Qingdao facilitates win-win growth of its marine economy
By Yuan Shenggao | (China Daily )| Updated : 2019-02-02Print Print
High-end facilities, innovative science, talents and robust industries support development
Qingdao, a coastal city in eastern China's Shandong province, is quickening its pace toward a marine economy of international renown, through innovative science, robust industries and marine conservation, said Mayor Meng Fanli.
"The city will take the lead in the development of a national marine economy," Meng said. "It is a dynamic force in developing China into a strong maritime country and Shandong into a strong maritime province."
Qingdao is already an innovative city featuring marine science and technology, or MST, because of its strong technical support and talent base.
It boasts one-fifth of the marine research institutions in the country, one-third of high-end research and development platforms at or above the ministerial level, and 27.7 percent of MST academicians at the Chinese Academy of Sciences and the Chinese Academy of Engineering.
Leveraging its rich resources in marine science research, Qingdao has made marked progress in developing its marine economy, according to local officials.
Its gross ocean product increased by 15 percent last year from 2017, accounting for 26.5 percent of the city's GDP, Meng said in his government work report issued in January.
This year, Qingdao plans to work out specific plans and measures to make its vision a reality.
They include accelerating construction of innovation platforms, promoting key research projects and nurturing core technologies in the field.
Setting up an international marine technological association, advancing the construction of a national marine technology transfer center and supporting local universities' marine-related programs are also on the government's agenda.
Qingdao's calling card for years has been its sound industrial base underpinning marine development. The city is the seat of the Ocean University of China, the Pilot National Laboratory for Marine Science and Technology (Qingdao) and the National Deep Sea Center, which collectively are often referred to as the blue Silicon Valley.
The city aims to add more value to its blue economy by launching 100 key marine projects, covering traditional marine industries that feature marine pasture and fishing port economic zones, marine engineering equipment, high-tech ships and other marine equipment manufacturing industries, as well as marine biomedicines, products and new materials.
Industries centering on seawater desalination, coastal tourism, marine transportation and marine ecological environment are also included in the projects.

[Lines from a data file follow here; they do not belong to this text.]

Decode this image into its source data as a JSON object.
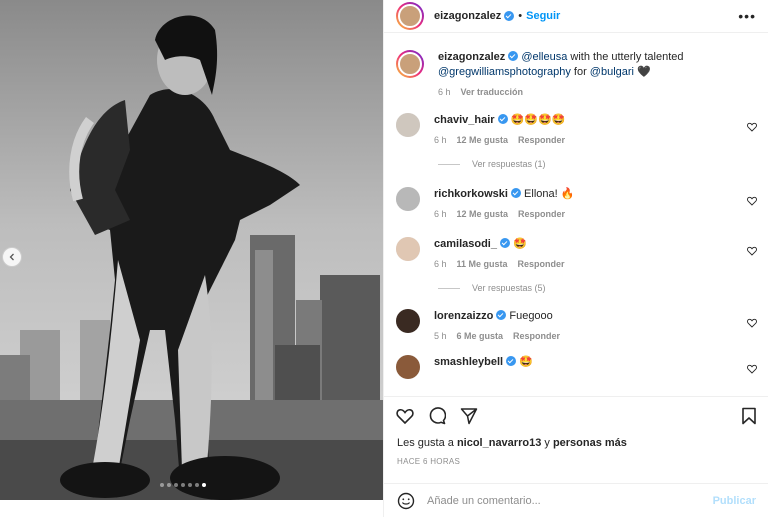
{
  "post": {
    "username": "eizagonzalez",
    "follow_label": "Seguir",
    "more_label": "•••"
  },
  "caption": {
    "username": "eizagonzalez",
    "mention1": "@elleusa",
    "text1": " with the utterly talented ",
    "mention2": "@gregwilliamsphotography",
    "text2": " for ",
    "mention3": "@bulgari",
    "emoji": " 🖤",
    "time": "6 h",
    "translate_label": "Ver traducción"
  },
  "comments": [
    {
      "user": "chaviv_hair",
      "verified": true,
      "text": "🤩🤩🤩🤩",
      "time": "6 h",
      "likes": "12 Me gusta",
      "reply": "Responder",
      "replies": "Ver respuestas (1)"
    },
    {
      "user": "richkorkowski",
      "verified": true,
      "text": "Ellona! 🔥",
      "time": "6 h",
      "likes": "12 Me gusta",
      "reply": "Responder",
      "replies": ""
    },
    {
      "user": "camilasodi_",
      "verified": true,
      "text": "🤩",
      "time": "6 h",
      "likes": "11 Me gusta",
      "reply": "Responder",
      "replies": "Ver respuestas (5)"
    },
    {
      "user": "lorenzaizzo",
      "verified": true,
      "text": "Fuegooo",
      "time": "5 h",
      "likes": "6 Me gusta",
      "reply": "Responder",
      "replies": ""
    },
    {
      "user": "smashleybell",
      "verified": true,
      "text": "🤩",
      "time": "",
      "likes": "",
      "reply": "",
      "replies": ""
    }
  ],
  "likes": {
    "prefix": "Les gusta a ",
    "user": "nicol_navarro13",
    "mid": " y ",
    "rest": "personas más"
  },
  "time_ago": "HACE 6 HORAS",
  "add_comment": {
    "placeholder": "Añade un comentario...",
    "post_label": "Publicar"
  },
  "colors": {
    "accent": "#0095f6",
    "verified": "#3897f0",
    "muted": "#8e8e8e"
  },
  "carousel": {
    "count": 7,
    "active_index": 6
  }
}
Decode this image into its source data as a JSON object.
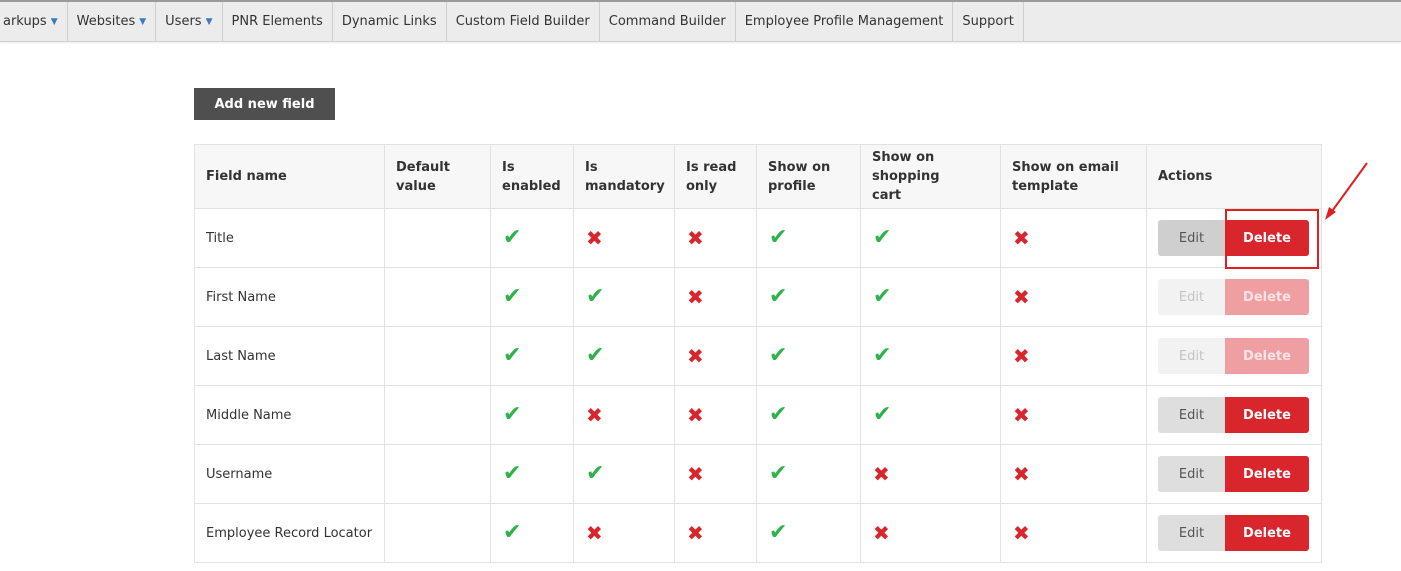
{
  "nav": [
    {
      "label": "arkups",
      "dropdown": true
    },
    {
      "label": "Websites",
      "dropdown": true
    },
    {
      "label": "Users",
      "dropdown": true
    },
    {
      "label": "PNR Elements",
      "dropdown": false
    },
    {
      "label": "Dynamic Links",
      "dropdown": false
    },
    {
      "label": "Custom Field Builder",
      "dropdown": false
    },
    {
      "label": "Command Builder",
      "dropdown": false
    },
    {
      "label": "Employee Profile Management",
      "dropdown": false
    },
    {
      "label": "Support",
      "dropdown": false
    }
  ],
  "add_button_label": "Add new field",
  "columns": [
    {
      "line1": "Field name",
      "line2": ""
    },
    {
      "line1": "Default",
      "line2": "value"
    },
    {
      "line1": "Is",
      "line2": "enabled"
    },
    {
      "line1": "Is",
      "line2": "mandatory"
    },
    {
      "line1": "Is read",
      "line2": "only"
    },
    {
      "line1": "Show on",
      "line2": "profile"
    },
    {
      "line1": "Show on shopping",
      "line2": "cart"
    },
    {
      "line1": "Show on email",
      "line2": "template"
    },
    {
      "line1": "Actions",
      "line2": ""
    }
  ],
  "rows": [
    {
      "name": "Title",
      "default": "",
      "enabled": true,
      "mandatory": false,
      "readonly": false,
      "profile": true,
      "cart": true,
      "email": false,
      "actions_disabled": false
    },
    {
      "name": "First Name",
      "default": "",
      "enabled": true,
      "mandatory": true,
      "readonly": false,
      "profile": true,
      "cart": true,
      "email": false,
      "actions_disabled": true
    },
    {
      "name": "Last Name",
      "default": "",
      "enabled": true,
      "mandatory": true,
      "readonly": false,
      "profile": true,
      "cart": true,
      "email": false,
      "actions_disabled": true
    },
    {
      "name": "Middle Name",
      "default": "",
      "enabled": true,
      "mandatory": false,
      "readonly": false,
      "profile": true,
      "cart": true,
      "email": false,
      "actions_disabled": false
    },
    {
      "name": "Username",
      "default": "",
      "enabled": true,
      "mandatory": true,
      "readonly": false,
      "profile": true,
      "cart": false,
      "email": false,
      "actions_disabled": false
    },
    {
      "name": "Employee Record Locator",
      "default": "",
      "enabled": true,
      "mandatory": false,
      "readonly": false,
      "profile": true,
      "cart": false,
      "email": false,
      "actions_disabled": false
    }
  ],
  "edit_label": "Edit",
  "delete_label": "Delete",
  "icons": {
    "true": "check-icon",
    "false": "cross-icon"
  },
  "colors": {
    "check": "#2db34a",
    "cross": "#d9262c",
    "delete": "#d9262c",
    "annotation": "#e02020"
  }
}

Officials said Qingdao Port, one of the world's 10 busiest ports linking China with over 700 ports worldwide, is playing a key role in fulfilling Qingdao's aspirations to be an international center for the marine economy.
The port reported a yearly throughput of 540 million metric tons of goods last year.
Listed on the Shanghai Stock Exchange on Jan 21, Qingdao Port International is now both on the Chinese mainland and Hong Kong capital markets, "which gives a new impetus to the company's development", said by Li Fengli, chairman of Qingdao Port Group.
In addition to upgrades to customer services, the port is expanding its services along the entire industrial chain, while facing stiff competition.
Better services, higher efficiency and more reasonable prices will lead to greater competitiveness, Li said.
More customer resources and routes will consolidate Qingdao's position as a maritime hub city, added Li, who also serves as a deputy to the Qingdao People's Congress.
Tourism is a pillar of Qingdao's economy, with its widely celebrated azure skies and enchanting sea views. In 2018, the city received more than 100 million visitors from home and abroad, an increase of more than 13 percent from a year earlier.
Huang Yong, a member of the Qingdao committee of the Chinese People's Political Consultative Conference, said that the city has a coastline stretching hundreds of kilometers, dotted with scores of bays and islets, which is a unique advantage that cannot be replicated.
"We hope that some capable marine tourism businesses can cooperate to plan a golden sea tourist route using advanced marine vessels," Huang said.